Flai Cgil: “Una strage senza fine. Troppo spesso norme di sicurezza sacrificate di fronte alle ragioni del profitto”

In presidio di fronte alla Bocon di via Montello, a Pieve di Soligo nel trevigiano, dove ieri pomeriggio ha perso la vita una ragazza. Aveva 26 anni Anila Grishaj, residente a Miane, morta all’interno dell’azienda che si occupa della commercializzazione di surgelati.

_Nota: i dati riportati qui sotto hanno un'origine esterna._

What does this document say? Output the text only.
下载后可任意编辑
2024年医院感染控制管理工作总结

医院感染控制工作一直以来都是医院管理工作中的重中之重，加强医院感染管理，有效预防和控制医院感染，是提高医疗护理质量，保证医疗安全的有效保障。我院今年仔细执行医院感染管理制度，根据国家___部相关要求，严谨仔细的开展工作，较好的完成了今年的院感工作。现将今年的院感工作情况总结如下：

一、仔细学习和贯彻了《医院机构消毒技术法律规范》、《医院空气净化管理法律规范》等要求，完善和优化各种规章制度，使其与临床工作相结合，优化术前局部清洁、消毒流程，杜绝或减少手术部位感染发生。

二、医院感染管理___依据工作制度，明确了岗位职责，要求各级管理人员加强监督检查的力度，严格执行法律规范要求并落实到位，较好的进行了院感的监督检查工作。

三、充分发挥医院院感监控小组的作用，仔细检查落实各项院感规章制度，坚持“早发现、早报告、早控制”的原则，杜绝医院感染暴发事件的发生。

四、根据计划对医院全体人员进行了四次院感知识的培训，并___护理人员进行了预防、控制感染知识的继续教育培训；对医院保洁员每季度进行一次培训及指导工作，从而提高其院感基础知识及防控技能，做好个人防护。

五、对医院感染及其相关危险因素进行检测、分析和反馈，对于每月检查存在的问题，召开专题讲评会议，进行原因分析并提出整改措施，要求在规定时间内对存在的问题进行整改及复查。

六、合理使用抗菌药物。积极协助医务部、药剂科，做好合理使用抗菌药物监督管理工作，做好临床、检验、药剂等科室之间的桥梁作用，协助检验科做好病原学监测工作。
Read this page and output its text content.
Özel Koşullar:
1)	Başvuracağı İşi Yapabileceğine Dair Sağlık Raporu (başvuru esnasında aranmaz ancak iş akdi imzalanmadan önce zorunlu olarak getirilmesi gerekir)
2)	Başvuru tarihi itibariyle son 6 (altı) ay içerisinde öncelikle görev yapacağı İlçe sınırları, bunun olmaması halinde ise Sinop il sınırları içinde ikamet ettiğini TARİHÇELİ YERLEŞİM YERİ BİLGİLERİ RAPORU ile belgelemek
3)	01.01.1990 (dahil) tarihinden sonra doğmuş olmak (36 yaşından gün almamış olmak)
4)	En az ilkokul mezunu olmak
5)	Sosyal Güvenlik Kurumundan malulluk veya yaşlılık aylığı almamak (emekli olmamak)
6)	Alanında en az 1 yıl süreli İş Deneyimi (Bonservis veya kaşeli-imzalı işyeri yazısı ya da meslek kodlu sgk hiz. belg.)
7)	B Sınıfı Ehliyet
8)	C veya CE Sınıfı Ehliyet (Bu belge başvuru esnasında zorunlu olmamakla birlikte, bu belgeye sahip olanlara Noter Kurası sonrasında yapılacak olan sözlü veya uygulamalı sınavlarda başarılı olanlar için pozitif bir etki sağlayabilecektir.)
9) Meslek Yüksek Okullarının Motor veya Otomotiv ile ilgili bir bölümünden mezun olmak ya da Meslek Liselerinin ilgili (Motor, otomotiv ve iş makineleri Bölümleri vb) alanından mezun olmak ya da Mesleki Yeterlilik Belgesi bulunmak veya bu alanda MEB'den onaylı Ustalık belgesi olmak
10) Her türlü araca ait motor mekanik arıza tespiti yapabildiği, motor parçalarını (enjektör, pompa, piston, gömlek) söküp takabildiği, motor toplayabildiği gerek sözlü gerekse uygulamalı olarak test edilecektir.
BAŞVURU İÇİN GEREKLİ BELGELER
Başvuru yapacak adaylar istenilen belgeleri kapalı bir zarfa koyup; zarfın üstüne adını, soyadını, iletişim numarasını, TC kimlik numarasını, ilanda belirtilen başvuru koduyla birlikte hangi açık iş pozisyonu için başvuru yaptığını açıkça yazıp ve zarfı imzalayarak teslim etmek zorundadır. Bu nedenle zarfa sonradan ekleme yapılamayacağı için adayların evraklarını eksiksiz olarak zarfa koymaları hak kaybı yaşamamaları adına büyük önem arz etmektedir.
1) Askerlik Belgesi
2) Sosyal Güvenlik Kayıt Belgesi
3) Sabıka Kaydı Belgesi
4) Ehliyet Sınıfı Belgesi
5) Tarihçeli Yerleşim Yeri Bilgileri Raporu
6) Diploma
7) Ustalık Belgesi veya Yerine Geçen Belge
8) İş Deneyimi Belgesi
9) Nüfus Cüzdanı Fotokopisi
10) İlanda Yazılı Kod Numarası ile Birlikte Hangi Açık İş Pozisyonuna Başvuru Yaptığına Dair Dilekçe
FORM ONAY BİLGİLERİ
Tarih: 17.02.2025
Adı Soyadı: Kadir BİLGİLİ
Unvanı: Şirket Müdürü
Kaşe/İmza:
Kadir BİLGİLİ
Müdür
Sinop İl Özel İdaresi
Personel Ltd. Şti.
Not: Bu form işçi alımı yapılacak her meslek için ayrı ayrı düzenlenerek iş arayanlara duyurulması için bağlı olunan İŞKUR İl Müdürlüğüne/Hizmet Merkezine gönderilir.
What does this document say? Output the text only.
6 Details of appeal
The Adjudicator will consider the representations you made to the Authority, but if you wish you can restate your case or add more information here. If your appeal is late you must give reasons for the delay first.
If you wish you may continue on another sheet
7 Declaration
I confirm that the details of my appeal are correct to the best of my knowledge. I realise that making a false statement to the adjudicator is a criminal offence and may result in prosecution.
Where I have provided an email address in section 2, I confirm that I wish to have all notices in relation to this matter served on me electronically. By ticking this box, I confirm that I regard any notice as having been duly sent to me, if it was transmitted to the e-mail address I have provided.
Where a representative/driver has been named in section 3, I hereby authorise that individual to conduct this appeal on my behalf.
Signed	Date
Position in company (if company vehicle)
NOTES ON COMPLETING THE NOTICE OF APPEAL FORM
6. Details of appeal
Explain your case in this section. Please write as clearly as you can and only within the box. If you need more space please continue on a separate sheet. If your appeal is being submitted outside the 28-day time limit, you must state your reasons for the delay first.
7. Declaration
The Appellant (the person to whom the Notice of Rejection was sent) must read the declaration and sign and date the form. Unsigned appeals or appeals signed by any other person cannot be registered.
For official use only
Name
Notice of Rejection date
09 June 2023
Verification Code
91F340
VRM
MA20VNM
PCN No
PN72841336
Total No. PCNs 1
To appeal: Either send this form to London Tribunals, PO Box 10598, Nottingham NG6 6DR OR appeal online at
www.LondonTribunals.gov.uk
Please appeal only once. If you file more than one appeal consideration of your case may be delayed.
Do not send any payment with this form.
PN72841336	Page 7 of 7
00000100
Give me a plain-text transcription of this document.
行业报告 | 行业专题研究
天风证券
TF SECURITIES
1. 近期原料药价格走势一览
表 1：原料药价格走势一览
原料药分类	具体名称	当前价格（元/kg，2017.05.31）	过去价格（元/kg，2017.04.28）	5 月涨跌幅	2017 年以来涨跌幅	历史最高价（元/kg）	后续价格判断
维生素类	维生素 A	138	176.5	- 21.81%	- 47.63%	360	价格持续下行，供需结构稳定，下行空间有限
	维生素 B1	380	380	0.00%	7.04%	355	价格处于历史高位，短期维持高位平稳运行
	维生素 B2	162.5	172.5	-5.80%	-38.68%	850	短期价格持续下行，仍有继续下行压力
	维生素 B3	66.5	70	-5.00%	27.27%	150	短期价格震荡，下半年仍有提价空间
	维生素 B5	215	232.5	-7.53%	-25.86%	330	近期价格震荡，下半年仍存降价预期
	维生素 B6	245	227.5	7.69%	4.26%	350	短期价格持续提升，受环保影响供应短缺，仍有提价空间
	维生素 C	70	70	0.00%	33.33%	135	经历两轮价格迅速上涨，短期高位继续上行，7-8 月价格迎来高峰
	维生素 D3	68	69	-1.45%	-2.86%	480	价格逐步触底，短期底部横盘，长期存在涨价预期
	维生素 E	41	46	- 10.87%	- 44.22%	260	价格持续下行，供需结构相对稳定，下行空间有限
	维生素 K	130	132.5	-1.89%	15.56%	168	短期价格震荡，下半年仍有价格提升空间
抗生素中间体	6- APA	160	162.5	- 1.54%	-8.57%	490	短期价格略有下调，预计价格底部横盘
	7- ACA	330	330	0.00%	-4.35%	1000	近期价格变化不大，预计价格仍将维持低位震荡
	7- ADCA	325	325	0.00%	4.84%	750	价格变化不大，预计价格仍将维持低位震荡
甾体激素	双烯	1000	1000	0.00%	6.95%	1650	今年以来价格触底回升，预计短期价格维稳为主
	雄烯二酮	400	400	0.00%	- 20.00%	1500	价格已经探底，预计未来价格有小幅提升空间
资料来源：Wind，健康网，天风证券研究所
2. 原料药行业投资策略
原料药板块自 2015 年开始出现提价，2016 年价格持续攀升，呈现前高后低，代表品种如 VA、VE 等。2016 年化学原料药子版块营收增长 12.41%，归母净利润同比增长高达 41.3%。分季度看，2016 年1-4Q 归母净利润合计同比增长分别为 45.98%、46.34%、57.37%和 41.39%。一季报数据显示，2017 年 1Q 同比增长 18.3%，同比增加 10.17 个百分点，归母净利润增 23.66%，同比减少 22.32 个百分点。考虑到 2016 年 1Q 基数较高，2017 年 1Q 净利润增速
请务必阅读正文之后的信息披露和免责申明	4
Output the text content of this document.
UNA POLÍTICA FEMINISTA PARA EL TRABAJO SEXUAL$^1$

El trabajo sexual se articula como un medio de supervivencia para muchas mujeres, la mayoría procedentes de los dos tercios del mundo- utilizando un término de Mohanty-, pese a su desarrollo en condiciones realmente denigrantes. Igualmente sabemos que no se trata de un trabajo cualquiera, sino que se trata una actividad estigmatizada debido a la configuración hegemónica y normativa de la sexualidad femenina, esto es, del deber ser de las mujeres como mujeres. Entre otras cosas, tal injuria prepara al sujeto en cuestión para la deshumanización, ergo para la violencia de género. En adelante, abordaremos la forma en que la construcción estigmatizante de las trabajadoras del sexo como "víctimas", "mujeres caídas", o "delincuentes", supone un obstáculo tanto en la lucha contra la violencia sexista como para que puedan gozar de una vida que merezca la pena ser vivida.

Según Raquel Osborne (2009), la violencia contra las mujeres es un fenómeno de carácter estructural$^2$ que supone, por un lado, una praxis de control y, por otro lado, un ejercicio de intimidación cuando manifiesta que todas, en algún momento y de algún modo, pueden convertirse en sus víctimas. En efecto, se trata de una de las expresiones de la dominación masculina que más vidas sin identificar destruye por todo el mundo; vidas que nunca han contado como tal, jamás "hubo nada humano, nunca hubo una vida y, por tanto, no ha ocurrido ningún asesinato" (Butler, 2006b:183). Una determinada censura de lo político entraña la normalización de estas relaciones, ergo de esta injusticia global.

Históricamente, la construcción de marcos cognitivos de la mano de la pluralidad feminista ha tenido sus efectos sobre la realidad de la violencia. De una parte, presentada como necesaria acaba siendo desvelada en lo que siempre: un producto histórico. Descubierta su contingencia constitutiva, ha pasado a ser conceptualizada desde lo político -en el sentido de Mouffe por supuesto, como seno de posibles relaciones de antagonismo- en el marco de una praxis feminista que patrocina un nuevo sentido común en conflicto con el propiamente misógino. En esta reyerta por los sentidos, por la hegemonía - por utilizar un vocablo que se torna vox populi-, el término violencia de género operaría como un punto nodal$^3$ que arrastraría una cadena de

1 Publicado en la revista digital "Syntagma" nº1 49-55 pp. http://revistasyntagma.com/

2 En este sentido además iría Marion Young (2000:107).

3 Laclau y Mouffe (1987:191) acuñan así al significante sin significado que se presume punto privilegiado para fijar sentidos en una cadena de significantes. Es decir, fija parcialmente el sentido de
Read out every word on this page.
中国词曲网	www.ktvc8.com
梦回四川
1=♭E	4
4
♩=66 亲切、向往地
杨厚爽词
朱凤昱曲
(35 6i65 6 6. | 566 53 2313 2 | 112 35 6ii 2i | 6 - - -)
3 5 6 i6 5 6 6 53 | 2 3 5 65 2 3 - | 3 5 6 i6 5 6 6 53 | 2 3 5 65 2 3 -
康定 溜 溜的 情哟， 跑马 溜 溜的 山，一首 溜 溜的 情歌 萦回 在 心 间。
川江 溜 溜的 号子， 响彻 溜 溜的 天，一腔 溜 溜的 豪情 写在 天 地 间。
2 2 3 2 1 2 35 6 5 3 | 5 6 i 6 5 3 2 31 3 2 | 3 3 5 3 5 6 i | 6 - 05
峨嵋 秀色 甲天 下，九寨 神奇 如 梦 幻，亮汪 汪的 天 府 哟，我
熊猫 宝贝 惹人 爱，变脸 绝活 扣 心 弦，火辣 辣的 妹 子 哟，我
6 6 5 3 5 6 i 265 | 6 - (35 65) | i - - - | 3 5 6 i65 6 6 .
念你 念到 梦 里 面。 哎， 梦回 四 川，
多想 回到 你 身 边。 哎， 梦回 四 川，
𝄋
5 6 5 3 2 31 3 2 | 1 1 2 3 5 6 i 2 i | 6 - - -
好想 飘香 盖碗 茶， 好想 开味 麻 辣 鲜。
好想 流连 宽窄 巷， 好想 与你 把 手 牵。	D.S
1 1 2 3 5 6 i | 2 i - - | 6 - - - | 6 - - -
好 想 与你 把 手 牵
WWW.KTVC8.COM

Sembra che l’operaia sia stata stritolata e uccisa da un macchinario utilizzato per l’imballaggio dei prodotti in cui è rimasta incastrata. Intervenuti medico e infermieri del Suem 118, con elicottero, ambulanza e automedica. Arrivati anche i vigili del fuoco, i carabinieri e i tecnici del nucleo Spisal che dovranno cercare di ricostruire la dinamica dell’omicidio bianco. Sulla tragedia la Procura di Treviso ha aperto un’inchiesta. Disperati, i partenti della giovane vittima hanno protestato di fronte ai cancelli del’azianda. “Ancora una morte sul lavoro, l’ennesima  – commenta Danilo Maggiore, della Flai Cgil di Treviso – una strage senza fine di fronte alla quale non possiamo voltarci dall’altra parte. Troppo spesso le norme di sicurezza vengono sacrificate di fronte alle ragioni del profitto, di una competitività che impone tempi frenetici alle produzioni, incompatibili con i tempi fisiologici del lavoro”.